Hoofdstuk 2 Bestaande beleidskaders

Provinciaal beleid

Agrarische bedrijven

De Provinciale Ruimtelijke Structuurvisie (PRS) is in essentie opgesteld om te zorgen voor een blijvend aantrekkelijke provincie en rust op drie pijlers:

  • 1.

    een duurzame leefomgeving;

  • 2.

    vitale dorpen en steden;

  • 3.

    landelijk gebied met kwaliteit.

Voor wat betreft het landelijk gebied is de PRS gericht op “Behoud en versterken kwaliteit landelijk gebied. Juist de binnenstedelijke opgave vraagt om een aantrekkelijk en bereikbaar landelijk gebied met hoge kwaliteit van landschap, natuur en recreatieve voorzieningen. De PRS geeft tevens aan dat de landbouw een belangrijkere drager is van het agrarische cultuurlandschap en dat dit ruimte vergt voor een economisch duurzame landbouw.

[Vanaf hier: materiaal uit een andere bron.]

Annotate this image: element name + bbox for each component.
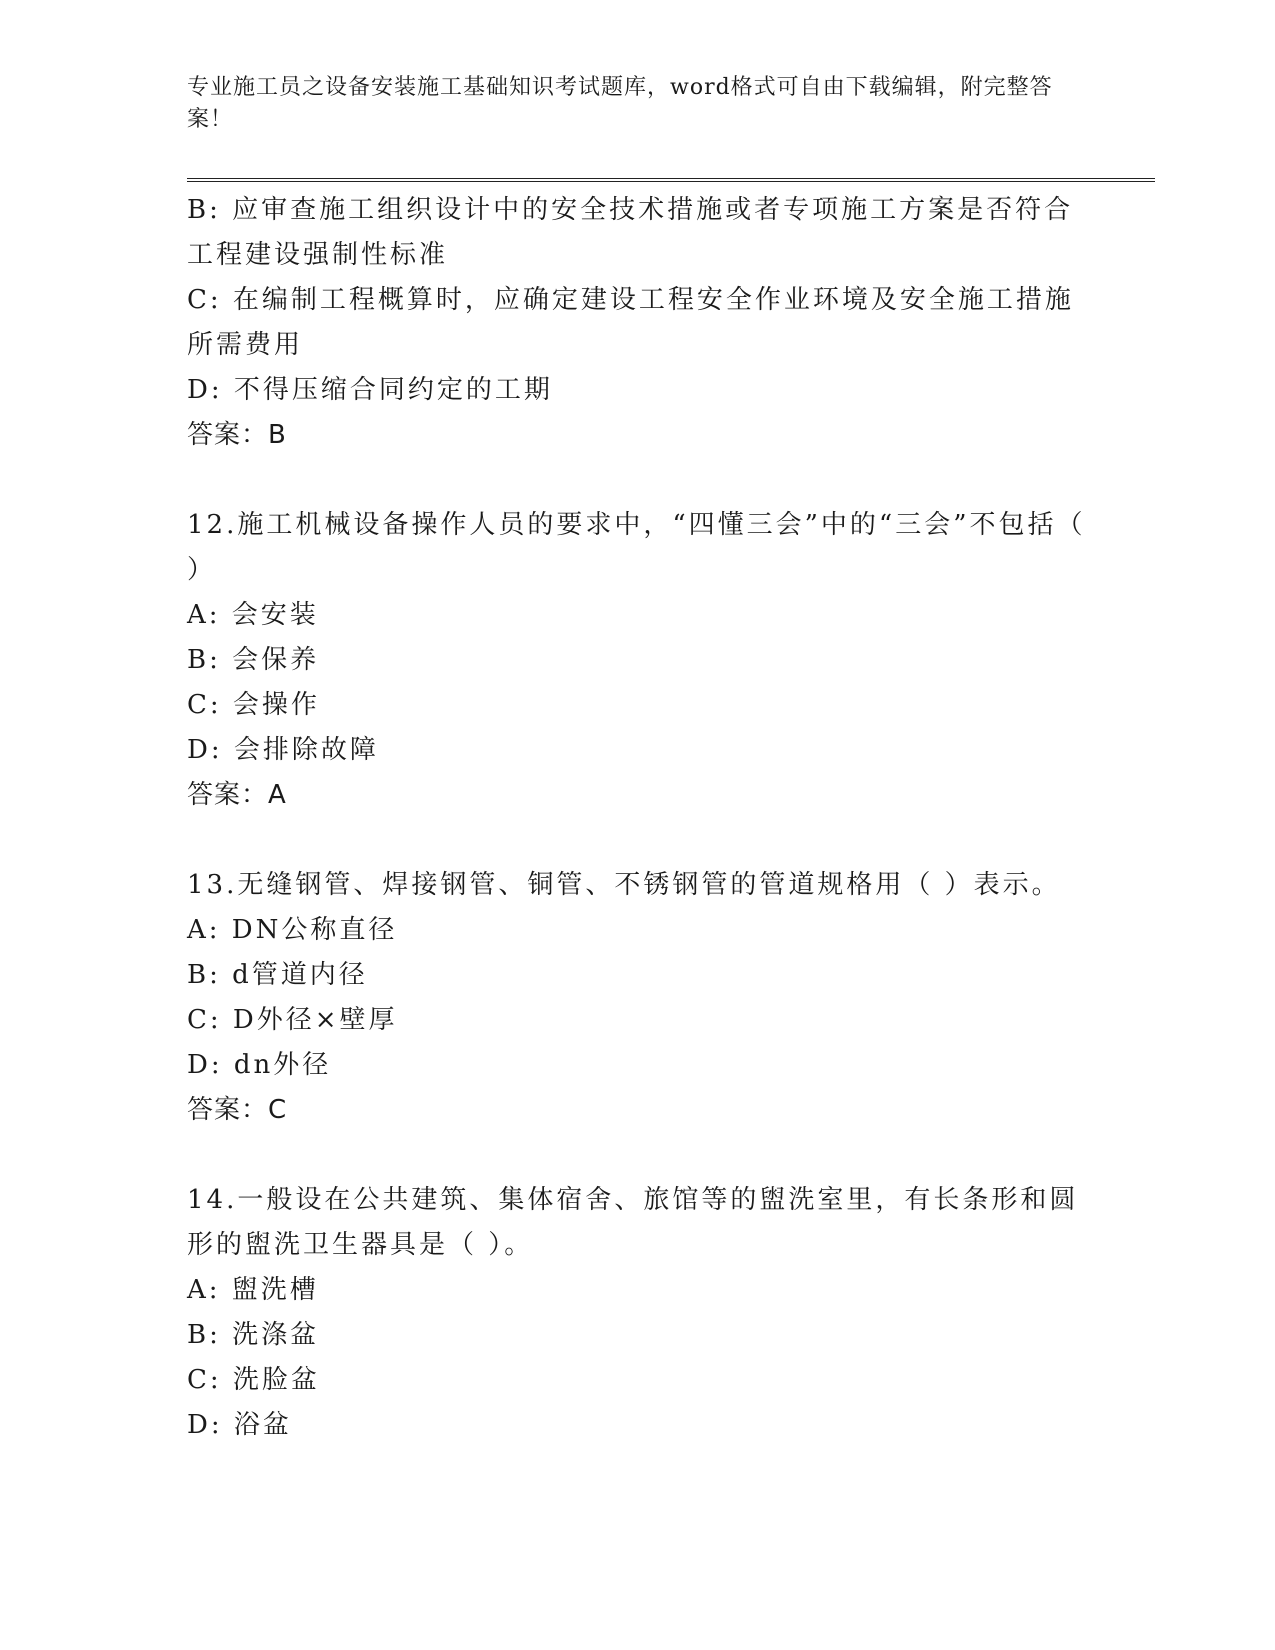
option-c: C: 在编制工程概算时，应确定建设工程安全作业环境及安全施工措施所需费用 — [187, 285, 1074, 360]
option-b: B: 应审查施工组织设计中的安全技术措施或者专项施工方案是否符合工程建设强制性标准 — [187, 195, 1074, 270]
answer-text: 答案：C — [187, 1095, 288, 1125]
question-block-12 — [187, 503, 1087, 818]
question-block-14 — [187, 1178, 1087, 1448]
question-text: 13.无缝钢管、焊接钢管、铜管、不锈钢管的管道规格用（ ）表示。 — [187, 870, 1061, 900]
option-c: C: D外径×壁厚 — [187, 1005, 398, 1035]
question-list — [187, 188, 1087, 1448]
spacer — [187, 1133, 1087, 1178]
option-a: A: 盥洗槽 — [187, 1275, 319, 1305]
answer-text: 答案：A — [187, 780, 287, 810]
header-title: 专业施工员之设备安装施工基础知识考试题库，word格式可自由下载编辑，附完整答案！ — [187, 75, 1053, 132]
option-a: A: 会安装 — [187, 600, 319, 630]
option-d: D: dn外径 — [187, 1050, 332, 1080]
answer-text: 答案：B — [187, 420, 287, 450]
option-b: B: 会保养 — [187, 645, 320, 675]
header-divider — [187, 178, 1155, 182]
option-a: A: DN公称直径 — [187, 915, 398, 945]
option-c: C: 洗脸盆 — [187, 1365, 320, 1395]
option-d: D: 浴盆 — [187, 1410, 292, 1440]
spacer — [187, 818, 1087, 863]
option-b: B: d管道内径 — [187, 960, 368, 990]
option-d: D: 不得压缩合同约定的工期 — [187, 375, 553, 405]
document-header — [187, 72, 1067, 136]
question-text: 12.施工机械设备操作人员的要求中，“四懂三会”中的“三会”不包括（ ） — [187, 510, 1086, 585]
spacer — [187, 458, 1087, 503]
option-d: D: 会排除故障 — [187, 735, 379, 765]
option-c: C: 会操作 — [187, 690, 320, 720]
question-block-13 — [187, 863, 1087, 1133]
question-text: 14.一般设在公共建筑、集体宿舍、旅馆等的盥洗室里，有长条形和圆形的盥洗卫生器具是（ ）。 — [187, 1185, 1079, 1260]
question-block-11 — [187, 188, 1087, 458]
option-b: B: 洗涤盆 — [187, 1320, 320, 1350]
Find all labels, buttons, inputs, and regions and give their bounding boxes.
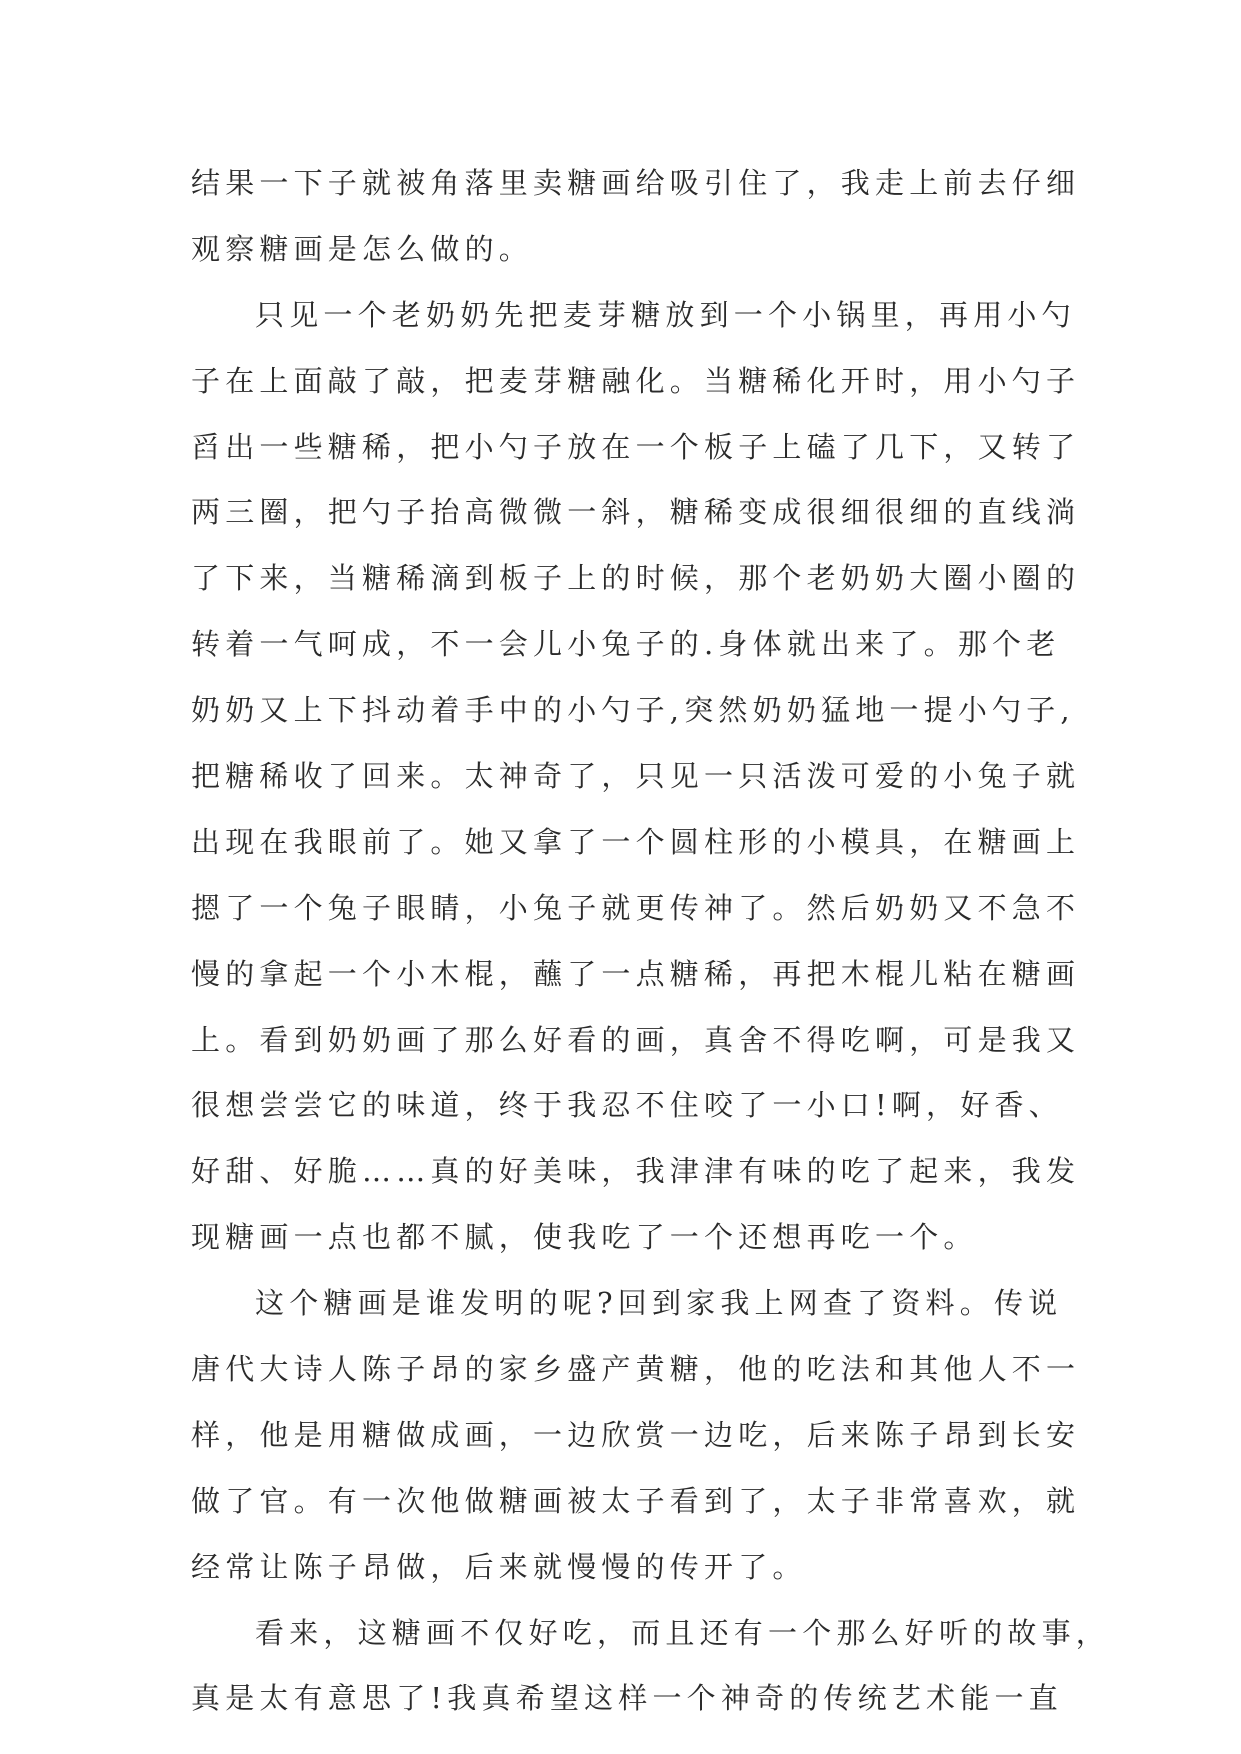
text-line: 摁了一个兔子眼睛，小兔子就更传神了。然后奶奶又不急不 [191,890,1081,925]
text-line: 真是太有意思了!我真希望这样一个神奇的传统艺术能一直 [191,1681,1063,1716]
text-line: 经常让陈子昂做，后来就慢慢的传开了。 [191,1549,807,1584]
text-line: 出现在我眼前了。她又拿了一个圆柱形的小模具，在糖画上 [191,824,1081,859]
paragraph-start-line: 只见一个老奶奶先把麦芽糖放到一个小锅里，再用小勺 [255,297,1076,332]
text-line: 舀出一些糖稀，把小勺子放在一个板子上磕了几下，又转了 [191,429,1081,464]
text-line: 两三圈，把勺子抬高微微一斜，糖稀变成很细很细的直线淌 [191,495,1081,530]
text-line: 现糖画一点也都不腻，使我吃了一个还想再吃一个。 [191,1220,978,1255]
text-line: 唐代大诗人陈子昂的家乡盛产黄糖，他的吃法和其他人不一 [191,1352,1081,1387]
text-line: 子在上面敲了敲，把麦芽糖融化。当糖稀化开时，用小勺子 [191,363,1081,398]
text-line: 样，他是用糖做成画，一边欣赏一边吃，后来陈子昂到长安 [191,1417,1081,1452]
text-line: 了下来，当糖稀滴到板子上的时候，那个老奶奶大圈小圈的 [191,561,1081,596]
body-text [191,166,1111,1747]
text-line: 做了官。有一次他做糖画被太子看到了，太子非常喜欢，就 [191,1483,1081,1518]
text-line: 转着一气呵成，不一会儿小兔子的.身体就出来了。那个老 [191,627,1061,662]
text-line: 上。看到奶奶画了那么好看的画，真舍不得吃啊，可是我又 [191,1022,1081,1057]
text-line: 观察糖画是怎么做的。 [191,231,534,266]
text-line: 把糖稀收了回来。太神奇了，只见一只活泼可爱的小兔子就 [191,759,1081,794]
paragraph-start-line: 看来，这糖画不仅好吃，而且还有一个那么好听的故事， [255,1615,1111,1650]
text-line: 很想尝尝它的味道，终于我忍不住咬了一小口!啊，好香、 [191,1088,1063,1123]
text-line: 好甜、好脆……真的好美味，我津津有味的吃了起来，我发 [191,1154,1081,1189]
text-line: 结果一下子就被角落里卖糖画给吸引住了，我走上前去仔细 [191,166,1081,200]
text-line: 慢的拿起一个小木棍，蘸了一点糖稀，再把木棍儿粘在糖画 [191,956,1081,991]
text-line: 奶奶又上下抖动着手中的小勺子,突然奶奶猛地一提小勺子, [191,693,1075,728]
paragraph-start-line: 这个糖画是谁发明的呢?回到家我上网查了资料。传说 [255,1286,1063,1321]
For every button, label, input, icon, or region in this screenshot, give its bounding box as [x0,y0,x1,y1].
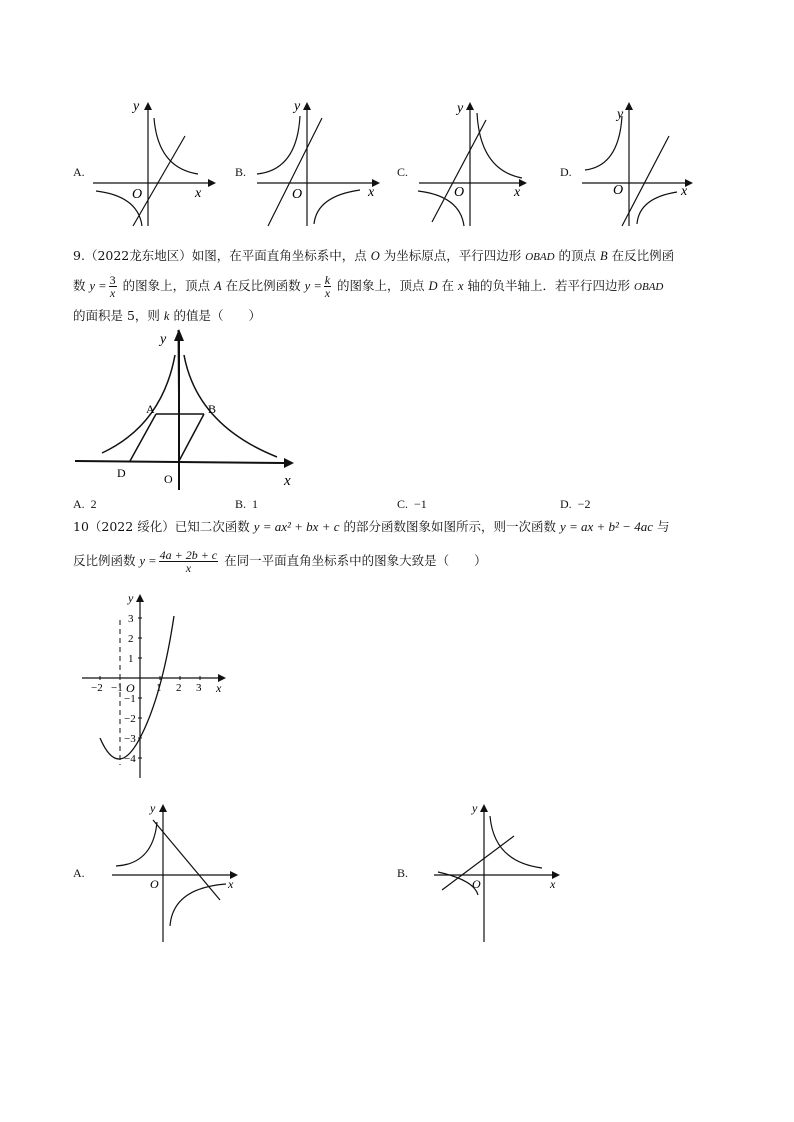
x-tick-label: −1 [111,682,123,694]
q9-figure [72,325,302,495]
axis-x-label: x [681,184,688,199]
fig-point-d: D [117,466,126,480]
fraction-k-over-x: $\frac{k}{x}$ [324,273,331,300]
axis-y-label: y [133,99,140,114]
fig-point-a: A [146,402,155,416]
q8-option-a-graph[interactable] [88,98,218,228]
x-tick-label: 3 [196,682,202,694]
axis-x-label: x [514,185,521,200]
q9-answer-a[interactable]: A. 2 [73,497,97,511]
origin-label: O [292,187,303,202]
axis-x-label: x [228,877,234,891]
fig-x-label: x [284,473,291,489]
q10-line-1: 10（2022 绥化）已知二次函数 y = ax² + bx + c 的部分函数图象如图所示，则一次函数 y = ax + b² − 4ac 与 [73,519,670,534]
q8-option-c-graph[interactable] [414,98,544,228]
axis-x-label: x [550,877,556,891]
q8-option-c-label[interactable]: C. [397,165,409,179]
y-tick-label: −4 [124,753,136,765]
q10-option-a-graph[interactable] [108,800,248,945]
q8-option-d-label[interactable]: D. [560,165,572,179]
q10-line-2: 反比例函数 y = $\frac{4a + 2b + c}{x}$ 在同一平面直角坐标系中的图象大致是（ ） [73,548,487,575]
x-tick-label: −2 [91,682,103,694]
q10-option-b-graph[interactable] [430,800,570,945]
origin-label: O [454,185,465,200]
q9-line-1: 9.（2022龙东地区）如图，在平面直角坐标系中，点 O 为坐标原点，平行四边形 OBAD 的顶点 B 在反比例函 [73,248,675,263]
q8-option-b-label[interactable]: B. [235,165,247,179]
y-tick-label: −3 [124,733,136,745]
fraction-4a2bc-over-x: $\frac{4a + 2b + c}{x}$ [159,548,218,575]
fraction-3-over-x: $\frac{3}{x}$ [109,273,116,300]
x-tick-label: 2 [176,682,182,694]
parabola-origin: O [126,681,135,695]
y-tick-label: −1 [124,693,136,705]
q10-option-a-label[interactable]: A. [73,866,85,880]
q8-option-b-graph[interactable] [252,98,382,228]
origin-label: O [613,183,624,198]
fig-origin: O [164,472,173,486]
axis-y-label: y [294,99,301,114]
q9-answer-b[interactable]: B. 1 [235,497,259,511]
q10-parabola-figure [78,590,238,785]
y-tick-label: 3 [128,613,134,625]
parabola-y-label: y [128,591,134,605]
axis-y-label: y [472,801,478,815]
y-tick-label: 1 [128,653,134,665]
y-tick-label: 2 [128,633,134,645]
axis-y-label: y [150,801,156,815]
origin-label: O [132,187,143,202]
q9-line-3: 的面积是 5，则 k 的值是（ ） [73,308,261,323]
parabola-x-label: x [216,681,222,695]
q8-option-a-label[interactable]: A. [73,165,85,179]
origin-label: O [472,877,481,891]
y-tick-label: −2 [124,713,136,725]
q9-line-2: 数 y = $\frac{3}{x}$ 的图象上，顶点 A 在反比例函数 y = $\frac{k}{x}$ 的图象上，顶点 D 在 x 轴的负半轴上．若平行四边形 OBAD [73,273,664,300]
axis-x-label: x [195,186,202,201]
q9-answer-d[interactable]: D. −2 [560,497,591,511]
x-tick-label: 1 [156,682,162,694]
fig-point-b: B [208,402,217,416]
axis-y-label: y [617,107,624,122]
axis-y-label: y [457,101,464,116]
q8-option-d-graph[interactable] [577,98,707,228]
q9-answer-c[interactable]: C. −1 [397,497,427,511]
axis-x-label: x [368,185,375,200]
origin-label: O [150,877,159,891]
q10-option-b-label[interactable]: B. [397,866,409,880]
fig-y-label: y [160,332,167,347]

De Provinciale Ruimtelijke Verordening (PRV) biedt dan ook ruimte voor de landbouw qua uitbreidingsmogelijkheden, zij het tot op beperkte hoogte. Daarnaast worden er ook mogelijkheden geboden voor verbreding van de landbouw.

Er komen veel agrarische bedrijfslocaties vrij en de PRV biedt kaders voor planologische mogelijkheden voor deze vrijkomende locaties. Zo zijn nieuwe agrarische bouwpercelen niet toegestaan. Daarnaast worden er diverse mogelijkheden geboden voor vrijkomende agrarische bouwpercelen. Onder voorwaarden van sloop is, al naar gelang de hoeveelheid sloop van bebouwing, de bouw van één tot maximaal 3 woningen mogelijk. Bovendien is op Vrijkomende Agrarische Bedrijfslocatie (VAB) een diversiteit aan vervolgfuncties mogelijk, waaronder bedrijven in categorie 1 en 2 van de staat van bedrijfsactiviteiten. Hierdoor wordt ook de werkgelegenheid die verloren gaat bij het stoppen van een agrarisch bedrijf in enige mate behouden.

Niet-agrarische bedrijven

De PRS onderschrijft het belang van een vitaal landelijk gebied. Niet-agrarische bedrijven dragen bij aan een vitale samenleving in het landelijk gebied. Echter: gegeven het provinciaal beleid, is het landelijk gebied primair bedoeld voor agrarische bedrijven. De inzet van de PRS en PRV is er vooral op gericht verdere verstening van het landelijk gebied te voorkomen, zonder het voortbestaan van bestaande bedrijven in gevaar te brengen. Op locaties van bestaande niet-agrarische bedrijven kunnen andere niet-agrarische bedrijven worden toegestaan, mits hierdoor de invloed op de omgeving niet toeneemt. Bovendien is het mogelijk voor bestaande bedrijven om de bebouwing met maximaal 20% uit te breiden. Wel staat in de PRS aangegeven: In bijzondere gevallen kan dit niet genoeg zijn voor het voortzetten van de bedrijfsvoering. Mits de noodzaak goed wordt onderbouwd, kan een ruimere uitbreiding dan aanvaardbaar zijn.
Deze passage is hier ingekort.